In surface waters, we observe the shift from diverse communities to a few plastid ASVs, representative of the dominant phytoplankton species. The phytoplankton community shifted from a dominance of Teleaulax, Bathycoccus, Thalassiosira and Micromonas during the pre‐bloom period to free‐living Pseudopinella and Dictyophyceae or particle‐associated Chaetoceros during the bloom. These changes are observable in both the W and SL sets. Bacteroidota genera such as Ulvibacter, Fluviicola (detected in L) and Polaribacter increased in relative abundance in response to the bloom (see Supplementary Figure S4 for chloroplast taxonomic bar plots). OM190 was classified as the most abundant in L and its relative abundance increased in the aphotic zone during the bloom. This pattern is evident in the unfractionated samples, but the pattern is most prominent within the large fraction (Figure 1E,J).
Despite the overlap between detected ASVs in SL and W, the size‐fractionated samples allow for the distinction between free‐living and particle‐associated members. For example, the uncultured SUP05 clade Thioglobaceae is detected in S, W and SL, but size‐fractionated sampling reveals a clear dominance of this group in the small size fraction in the aphotic zone (60 m depth) during the spring bloom. Blast searches with the three ASV sequences assigned to the Thioglobaceae were 100% identical to Candidatus Thioglobus autotrophica (Shah and Morris 2015), Pseudothioglobus (Sadler et al. 2025) and to environmental sequences recovered from oxygen minimum zones (Walsh et al. 2009), respectively, pointing to a potential chemoautotrophic lifestyle. However, members of this clade are metabolically diverse (Morris and Spietz 2022), and we cannot determine based on 16S rRNA ASV sequences alone whether the SUP05 members recovered here from the deep water of the Bedford Basin are chemoautotrophs or heterotrophs (Walsh et al. 2009; Raes et al. 2022). In addition, the changes in relative abundance of Sulfitobacter, associated with sulphur cycling, and other heterotrophic taxa linked to the oceanic carbon cycle such as Planktomarina and Clade 1a (SAR11) (Marques et al. 2020; Gutiérrez‐Barral et al. 2021) are more noticeable in S and L fractions than in W (Figure 1). However, we can not confirm whether the ASVs detected in this study are purely heterotrophic members of these clades without additional genomic or metagenomic sequencing.

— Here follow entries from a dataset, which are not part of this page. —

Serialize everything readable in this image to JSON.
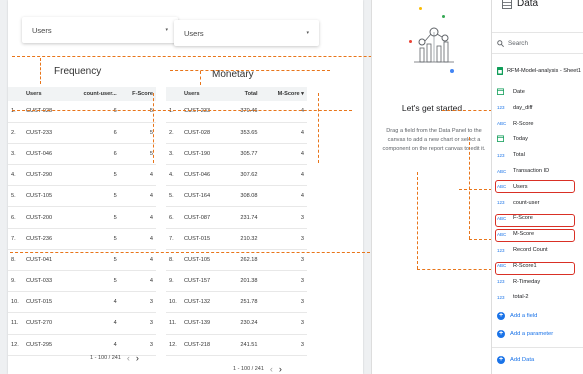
{
  "controls": [
    {
      "label": "Users",
      "arrow": "▾"
    },
    {
      "label": "Users",
      "arrow": "▾"
    }
  ],
  "frequency": {
    "title": "Frequency",
    "headers": [
      "Users",
      "count-user...",
      "F-Score"
    ],
    "rows": [
      [
        "1.",
        "CUST-028",
        "6",
        "5"
      ],
      [
        "2.",
        "CUST-233",
        "6",
        "5"
      ],
      [
        "3.",
        "CUST-046",
        "6",
        "5"
      ],
      [
        "4.",
        "CUST-290",
        "5",
        "4"
      ],
      [
        "5.",
        "CUST-105",
        "5",
        "4"
      ],
      [
        "6.",
        "CUST-200",
        "5",
        "4"
      ],
      [
        "7.",
        "CUST-236",
        "5",
        "4"
      ],
      [
        "8.",
        "CUST-041",
        "5",
        "4"
      ],
      [
        "9.",
        "CUST-033",
        "5",
        "4"
      ],
      [
        "10.",
        "CUST-015",
        "4",
        "3"
      ],
      [
        "11.",
        "CUST-270",
        "4",
        "3"
      ],
      [
        "12.",
        "CUST-295",
        "4",
        "3"
      ]
    ],
    "pager": "1 - 100 / 241"
  },
  "monetary": {
    "title": "Monetary",
    "headers": [
      "Users",
      "Total",
      "M-Score ▾"
    ],
    "rows": [
      [
        "1.",
        "CUST-233",
        "370.46",
        "4"
      ],
      [
        "2.",
        "CUST-028",
        "353.65",
        "4"
      ],
      [
        "3.",
        "CUST-190",
        "305.77",
        "4"
      ],
      [
        "4.",
        "CUST-046",
        "307.62",
        "4"
      ],
      [
        "5.",
        "CUST-164",
        "308.08",
        "4"
      ],
      [
        "6.",
        "CUST-087",
        "231.74",
        "3"
      ],
      [
        "7.",
        "CUST-015",
        "210.32",
        "3"
      ],
      [
        "8.",
        "CUST-105",
        "262.18",
        "3"
      ],
      [
        "9.",
        "CUST-157",
        "201.38",
        "3"
      ],
      [
        "10.",
        "CUST-132",
        "251.78",
        "3"
      ],
      [
        "11.",
        "CUST-139",
        "230.24",
        "3"
      ],
      [
        "12.",
        "CUST-218",
        "241.51",
        "3"
      ]
    ],
    "pager": "1 - 100 / 241"
  },
  "pager_prev": "‹",
  "pager_next": "›",
  "empty_state": {
    "title": "Let's get started",
    "description": "Drag a field from the Data Panel to the canvas to add a new chart or select a component on the report canvas to edit it."
  },
  "data_panel": {
    "title": "Data",
    "search_placeholder": "Search",
    "source": "RFM-Model-analysis - Sheet1",
    "fields": [
      {
        "type": "date",
        "label": "Date"
      },
      {
        "type": "123",
        "label": "day_diff"
      },
      {
        "type": "ABC",
        "label": "R-Score"
      },
      {
        "type": "date",
        "label": "Today"
      },
      {
        "type": "123",
        "label": "Total"
      },
      {
        "type": "ABC",
        "label": "Transaction ID"
      },
      {
        "type": "ABC",
        "label": "Users"
      },
      {
        "type": "123",
        "label": "count-user"
      },
      {
        "type": "ABC",
        "label": "F-Score"
      },
      {
        "type": "ABC",
        "label": "M-Score"
      },
      {
        "type": "123",
        "label": "Record Count"
      },
      {
        "type": "ABC",
        "label": "R-Score1"
      },
      {
        "type": "123",
        "label": "R-Timeday"
      },
      {
        "type": "123",
        "label": "total-2"
      }
    ],
    "add_field": "Add a field",
    "add_parameter": "Add a parameter",
    "add_data": "Add Data"
  },
  "colors": {
    "accent": "#1a73e8",
    "highlight": "#d93025",
    "dashed": "#e8751a",
    "source_icon": "#0f9d58"
  }
}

During the first 2 weeks of the bloom period, multiple unfractionated samples yield very low 18S rRNA reads but reconstituting L with S provided a more complete characterisation of the eukaryotes (Figure S3). Overall, size fractionation provides better resolution for prokaryotes, eukaryotes and chloroplasts, specifically during the bloom, both in the surface, and deep waters and allows for differentiation of dominant ASVs by size (Figure 2).
Repeat‐rarefied temporal dynamics of ASV counts for prokaryotes, eukaryotes, and chloroplast in the unfractionated, fractionated, and de‐fractionated samples. Line plots of the rarefied ASV richness (y‐axis) through time (x‐axis) for four size fractions for the 16S rRNA (A), 18S rRNA (C), and chloroplast (E) communities across 5 depths. The boxplots (B, D, F) show the richness (y‐axis) for each size fraction (x‐axis) across all weeks and depths. The median is represented as the line in the middle of the box, and the 25th, and 75th percentiles are the interquartile range (IQR). The whiskers are 1.5 times the IQR, and any outlier is a diamond outside the whiskers.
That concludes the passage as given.